COLUMBIA, S.C. — If a Senate budget proposal stays in the final bill, tolls could be coming to select portions of Interstate 95.

The budget amendment, included in the approved Senate budget, mandates the state to move forward with a plan to add tolls to the highway.

I-95 runs through the entire eastern portion of the state, connecting Georgia and North Carolina.

The Senate approved its version of the FY 2019-2020 budget on Thursday night.

Senator Dick Harpootlian, (D) Richland, sponsored the amendment with others and said the tolls would be used to improve the interstate.

"Use that money to replace those bridges and three-lane I-95 from the Georgia line to the North Carolina line at no cost to the taxpayers," Harpootlian said.

During budget debates this week, Senate critics of the amendment said the already-raised gas tax in the state would accomplish the same goal. 

"Well, on this particular road, somewhere between 65 and 75 percent of the people that use that road aren't from South Carolina or are trucks. So, why would, if I were in Columbia, why would my folks who desperately need malfunction junction fixed, want a single dime to go to pay for a road that's primarily used by people out of state or commercial truckers?" Harpootlian told WLTX on Friday.
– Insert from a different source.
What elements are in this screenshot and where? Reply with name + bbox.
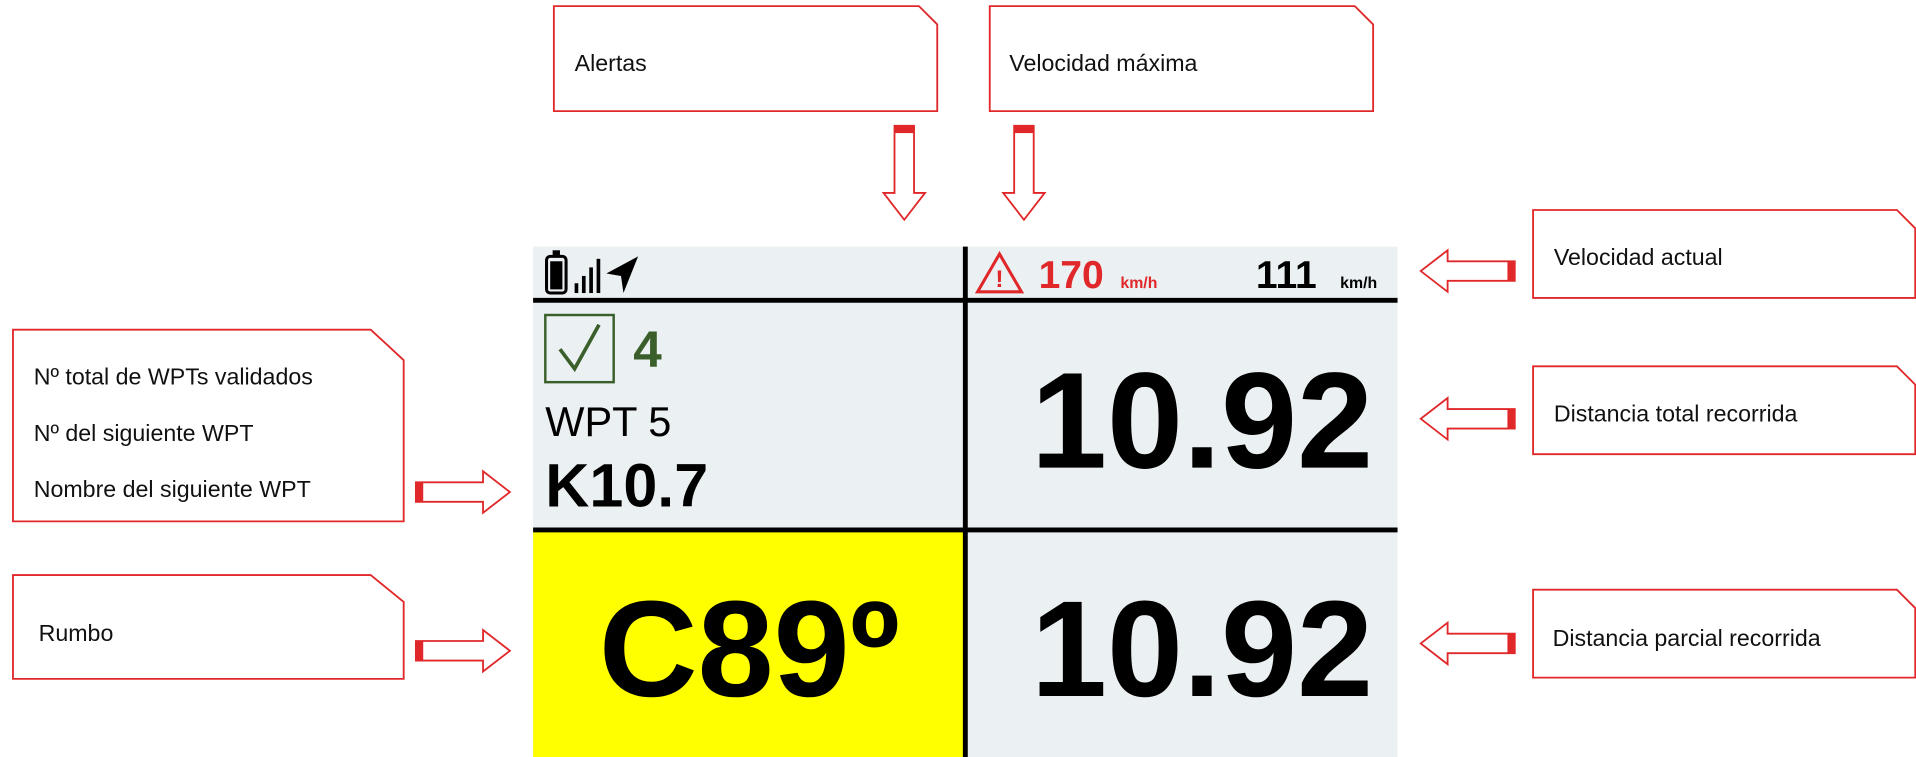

Instead, Harpootlian said the four tolls, placed at major bridges on I-95, would fund the bridge repairs and interstate-widening, which in turn would free up existing state funds used for the interstate.
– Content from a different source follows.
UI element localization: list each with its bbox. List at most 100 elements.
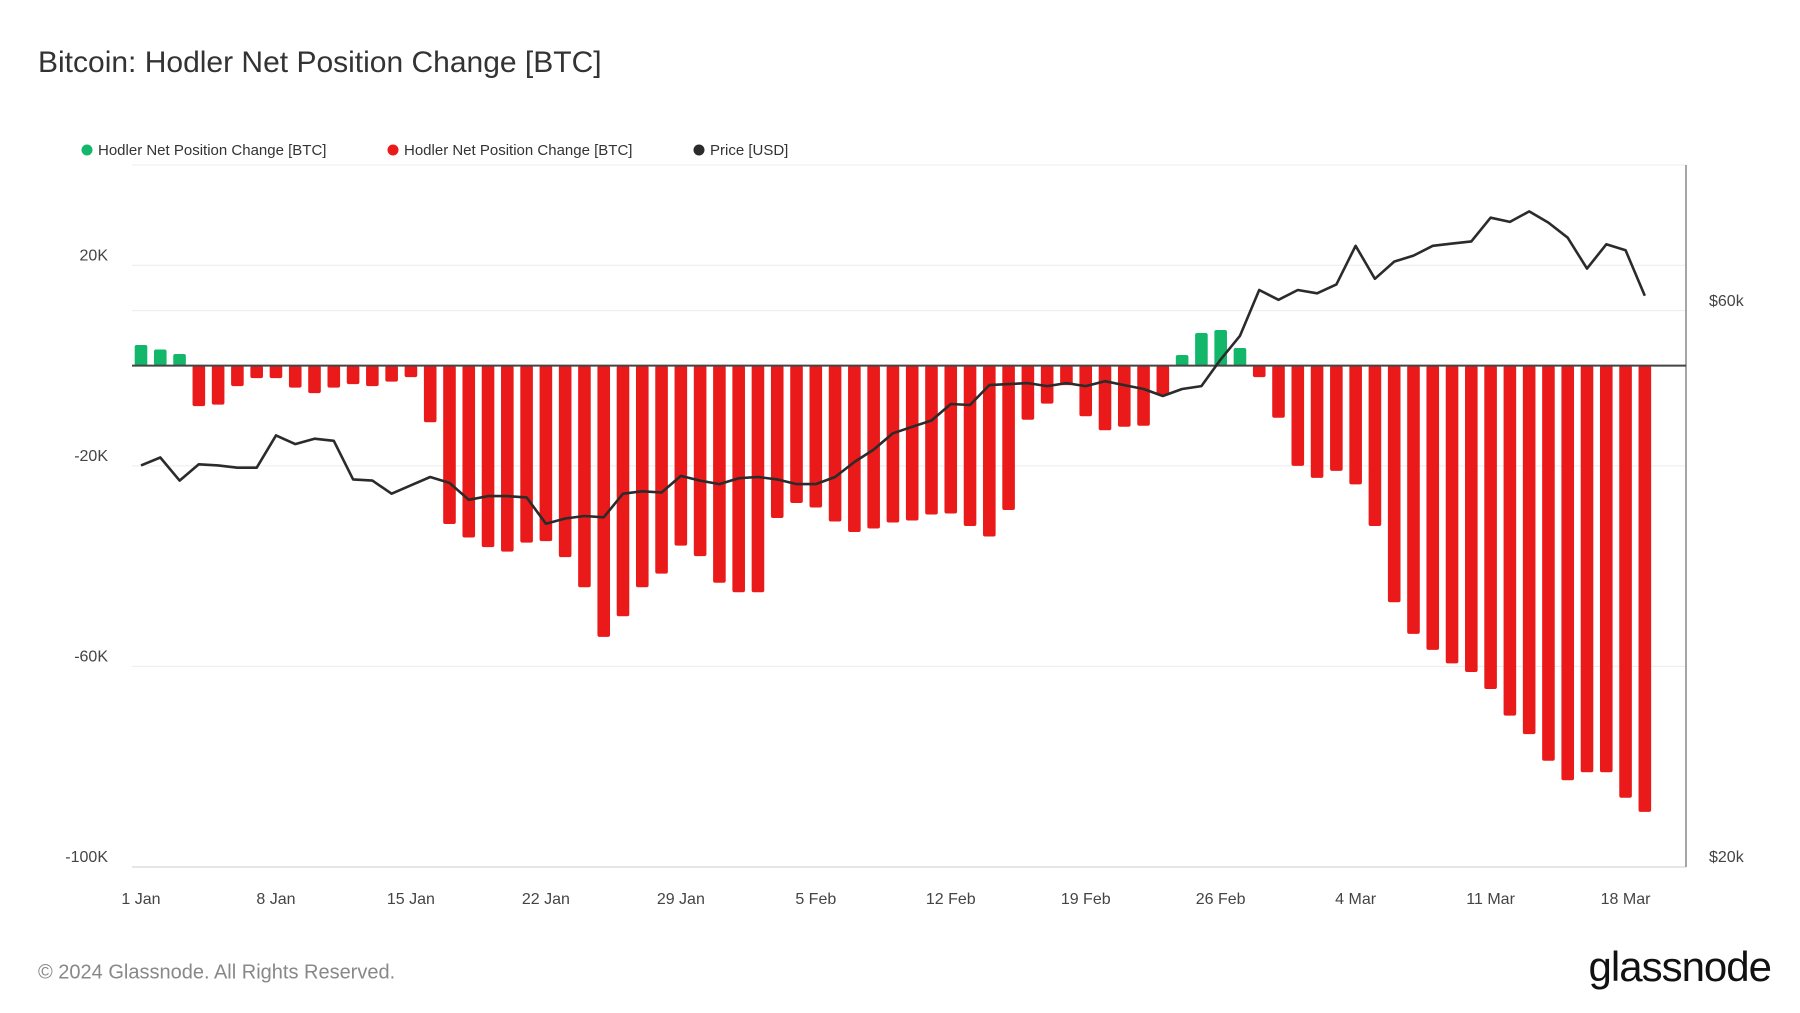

"The money we're spending to maintain 95, and fix it, would go elsewhere in the state. Again, malfunction junction, I-20, Charleston, Greenville, places that desperately need their roads fixed," Harpootlian added.

The four tolls would charge $2 each, meaning it would cost $8 to traverse the entire South Carolina stretch of I-95.

Senator Harpootlian said one way or another, someone's going to have to pay to replace the bridges.

"They're going to fail if we don't replace them, it's over a billion and a half dollars to do this and again, people that use it ought to pay for it," Harpootlian said.

The Richland Senator claimed estimates showed the toll profits each year would be enough to pay debt service on bridge-replacement bonds and leave $75-100 million leftover for interstate widening. 

The budget amendment would have to make it through the budget's conference committee process and final General Assembly votes, as well as the Governor's signature, before becoming law.